Гуманизм в той форме, как он усвоен нами от евангелия и священного писания художников наших о русском народе, о жизни, этот гуманизм — плохая вещь, и А. А. Блок, кажется, единственный, кто чуть-чуть не понял это.
Нет, дорогой друг, мне с вами трудно согласиться. На мой взгляд, с людей страдающих надобно срывать словесные лохмотья, часто под ними объявится здоровое тело лентяя и актера, игрока на сострадание и даже — хуже того.
Мне думается, что вас, «художника», не «клячи трогают до слез», а вы волнуетесь от недостаточно понятого вами отсутствия смысла в бытии «кляч». Поймите меня — я смотрю на сию путаницу не с точки зрения социальной неразберихи, а глазами инстинкта, биологической силы, которая внушает мне вражду ко всякому страданию».
Да, совершенно очевидно, что «беседу об искусстве мы — истинно по-русски — свели к вопросам морали». Я не мог бы снять с себя за это вину. Но и Горький был повинен в этом слишком явно. Да и как бы могло быть иначе? Русская литература всегда возвышалась над другими литературами своим стремлением насытить содержание искусства проблемами морали. Она именно «философствовала и проповедовала», в равной мере — устами писателей и своих героев. В искусстве Горький убеждал и молодую литературу и самого себя предоставить проповеди героям, сохраняя за художником его «нетенденциозность», но в жизни он, один из величайших моралистов современности, не мог сложить свое оружие, и как раз переписка, наряду с публицистикой, давала простор для его учительства, которого он готов был лишить себя в своих художественных произведениях. Переписка привела к тому, что Горький высказал в сжатой формуле моральный принцип, руководивший им во всем деле его жизни: «Страдание необходимо ненавидеть, лишь этим уничтожишь его. Оно унижает Человека, существо великое и трагическое».
Здесь с яркостью проявилась последовательность Горького в отношении к своему антиподу — Достоевскому, с его идеей об «очистительном» значении страданий. Отрицание Достоевского естественно должно было привести к отрицанию Гоголя, поскольку «все мы вышли из «Шинели» Гоголя», как сказал Достоевский. И Горький направляет удар против Акакия Акакиевича — против этого знамени жалости и состраданья.

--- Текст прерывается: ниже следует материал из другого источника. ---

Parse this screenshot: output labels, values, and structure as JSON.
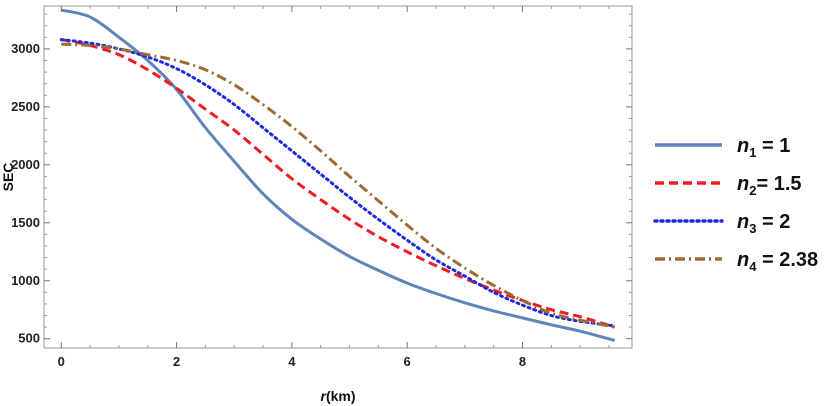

Не один раз в переписке со мною он упоминает Гоголя и всегда без сочувствия. Он смотрит на него как на родоначальника одного из течений, совершенно неприемлемых в моральном смысле. Так же как от Достоевского его отталкивал не только политический строй «Дневника писателя», но весь нравственный мир героев-страдальцев, героев-мучеников, так от Гоголя его отвращала не столько «Переписка с друзьями», сколько именно Гоголева жалость к Акакию Акакиевичу. Ведь если бы отрицание Горьким традиции Гоголя — Достоевского (а в позднейшем ее виде — Ремизова) основывалось на одних политических разногласиях, то почему нет у Горького нигде недружелюбия к Лескову — автору консервативных романов, а наоборот — повсюду рассеяны выражения симпатии к нему и восхищения? А потому, что Лесков — жизнелюбец, писатель, всюду, в лучших своих произведениях, утверждающий радость и счастье жизни. Вся музыка писаний Лескова льется если не в одном ключе с горьковским жизнеутверждением, то в непосредственном соседстве с ним — она мажорна, полна надежд и бодрости.
Страдание очищает человека — утверждал Достоевский. Нет, оно унижает его — говорит Горький. Позиция «ненавистника страданий» вырабатывалась им еще в 1913 году, в статьях «О карамазовщине», в одной из которых он требовательно заявлял: «Нам больше, чем кому-либо, необходимо духовное здоровье, бодрость, вера в творческие силы разума и воли». Спустя десять лет, в предисловии к американскому изданию своей пьесы «Старик», Горький утверждал, что «Россия достаточно перенесла страданий, чтобы дойти до неискоренимой ненависти к ним». И вот, еще через три года, он пишет мне с гневным убеждением: «Аз есмь старый ненавистник страданий и физических, и моральных». Эта позиция стала исходной для деятельности Горького в последующие годы, когда он начал с энергией выступать против «искусства быть несчастными», за искусство быть счастливыми.